“Lender of last resort” refers to a final solution, utilized when all other options have been exhausted. In finance, it typically describes a central bank providing emergency loans to banks facing severe financial difficulty, unable to borrow elsewhere. This often occurs during financial instability, when banks hesitate to lend to each other and depositors may rush to withdraw funds.
Central banks act as lenders of last resort to ensure smooth financial market operation and overall system stability. By doing so, they protect individuals and businesses from potential hardship arising from banking troubles. For example, the European Central Bank (ECB) and national central banks within the euro area share this crucial role.
National central banks provide a final safety net through Emergency Liquidity Assistance (ELA) to banks unable to raise capital elsewhere. ELA consists of loans from the national central bank where the struggling bank is located, with that bank bearing all associated costs and risks. The ECB monitors and oversees these national central bank lending operations.
However, not every struggling bank receives a bailout. Strict rules and conditions determine ELA eligibility. Firstly, the bank must be illiquid but still solvent. Illiquidity means difficulty returning depositor funds immediately, while solvency implies long-term repayment capability.
Secondly, ELA is a temporary solution for unforeseen emergencies. Once normalcy returns, ELA ceases, and loans must be repaid. Finally, ELA comes at a cost. Central banks accept lower-quality collateral for ELA loans compared to non-emergency funding. This increased risk leads to higher interest rates and asset discounts.
The lender of last resort role is vital in preventing widespread hardship.
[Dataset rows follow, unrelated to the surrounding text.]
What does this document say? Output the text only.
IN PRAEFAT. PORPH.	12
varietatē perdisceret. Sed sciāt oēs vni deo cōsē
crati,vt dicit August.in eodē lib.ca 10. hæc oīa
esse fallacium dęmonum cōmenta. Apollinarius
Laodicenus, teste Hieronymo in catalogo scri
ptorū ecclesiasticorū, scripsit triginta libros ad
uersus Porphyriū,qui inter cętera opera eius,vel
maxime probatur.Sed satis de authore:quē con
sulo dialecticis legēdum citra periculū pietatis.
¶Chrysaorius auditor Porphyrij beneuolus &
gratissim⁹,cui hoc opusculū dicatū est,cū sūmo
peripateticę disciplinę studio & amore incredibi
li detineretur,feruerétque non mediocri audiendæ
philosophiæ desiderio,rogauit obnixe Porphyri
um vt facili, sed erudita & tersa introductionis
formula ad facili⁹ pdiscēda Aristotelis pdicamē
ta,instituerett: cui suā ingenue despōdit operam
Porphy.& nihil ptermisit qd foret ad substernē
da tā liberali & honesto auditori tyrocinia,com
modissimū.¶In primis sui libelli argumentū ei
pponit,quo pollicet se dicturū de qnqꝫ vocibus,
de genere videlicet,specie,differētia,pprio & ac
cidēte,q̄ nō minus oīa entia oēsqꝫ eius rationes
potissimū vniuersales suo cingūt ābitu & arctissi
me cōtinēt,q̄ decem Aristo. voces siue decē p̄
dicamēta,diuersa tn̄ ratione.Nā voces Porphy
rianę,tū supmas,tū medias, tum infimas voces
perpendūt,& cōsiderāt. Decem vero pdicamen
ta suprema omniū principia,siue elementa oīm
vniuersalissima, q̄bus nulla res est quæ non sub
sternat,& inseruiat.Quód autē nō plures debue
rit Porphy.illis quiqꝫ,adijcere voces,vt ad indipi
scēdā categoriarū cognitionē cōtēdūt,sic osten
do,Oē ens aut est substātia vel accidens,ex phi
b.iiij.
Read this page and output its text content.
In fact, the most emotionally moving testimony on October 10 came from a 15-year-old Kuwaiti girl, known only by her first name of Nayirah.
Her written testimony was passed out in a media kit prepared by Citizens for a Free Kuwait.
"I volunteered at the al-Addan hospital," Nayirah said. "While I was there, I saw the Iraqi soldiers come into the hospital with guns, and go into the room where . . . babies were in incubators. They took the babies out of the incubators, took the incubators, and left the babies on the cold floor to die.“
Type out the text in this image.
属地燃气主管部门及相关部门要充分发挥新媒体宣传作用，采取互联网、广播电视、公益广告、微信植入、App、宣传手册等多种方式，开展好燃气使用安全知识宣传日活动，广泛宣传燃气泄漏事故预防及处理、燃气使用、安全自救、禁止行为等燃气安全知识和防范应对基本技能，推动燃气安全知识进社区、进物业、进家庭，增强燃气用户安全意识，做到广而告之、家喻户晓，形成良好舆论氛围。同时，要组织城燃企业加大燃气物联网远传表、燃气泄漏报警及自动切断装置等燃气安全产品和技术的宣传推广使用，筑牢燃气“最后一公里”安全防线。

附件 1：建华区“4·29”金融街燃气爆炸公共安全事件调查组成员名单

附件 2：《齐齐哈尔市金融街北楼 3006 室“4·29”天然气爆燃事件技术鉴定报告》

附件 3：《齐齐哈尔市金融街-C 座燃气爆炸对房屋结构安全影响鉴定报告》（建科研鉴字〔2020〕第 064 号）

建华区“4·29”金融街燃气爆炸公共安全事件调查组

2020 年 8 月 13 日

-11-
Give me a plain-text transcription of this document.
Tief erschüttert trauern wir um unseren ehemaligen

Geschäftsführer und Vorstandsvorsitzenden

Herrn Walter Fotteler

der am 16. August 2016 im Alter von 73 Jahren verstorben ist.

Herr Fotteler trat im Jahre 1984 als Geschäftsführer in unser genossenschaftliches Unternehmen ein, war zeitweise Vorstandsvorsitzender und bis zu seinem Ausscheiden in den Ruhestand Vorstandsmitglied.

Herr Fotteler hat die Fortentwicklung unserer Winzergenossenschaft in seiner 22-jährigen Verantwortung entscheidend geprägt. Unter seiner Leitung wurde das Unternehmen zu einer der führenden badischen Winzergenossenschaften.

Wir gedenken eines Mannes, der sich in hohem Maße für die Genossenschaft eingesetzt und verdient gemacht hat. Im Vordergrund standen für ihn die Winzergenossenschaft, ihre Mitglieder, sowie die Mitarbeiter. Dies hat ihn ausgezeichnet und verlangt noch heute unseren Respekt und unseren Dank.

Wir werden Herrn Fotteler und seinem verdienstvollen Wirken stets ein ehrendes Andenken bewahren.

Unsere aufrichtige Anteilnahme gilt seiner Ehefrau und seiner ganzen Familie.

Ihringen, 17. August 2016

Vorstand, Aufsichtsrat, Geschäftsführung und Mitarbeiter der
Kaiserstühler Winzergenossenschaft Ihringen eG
If a bank can’t meet short-term obligations, customer panic and mass withdrawals can occur, potentially leading to bankruptcy. This can trigger job losses, difficulties for other banks, and ultimately, broader economic consequences.
Importantly, central banks do not provide emergency financial assistance to governments. Within the euro area, this is illegal as it could compromise price stability and central bank independence.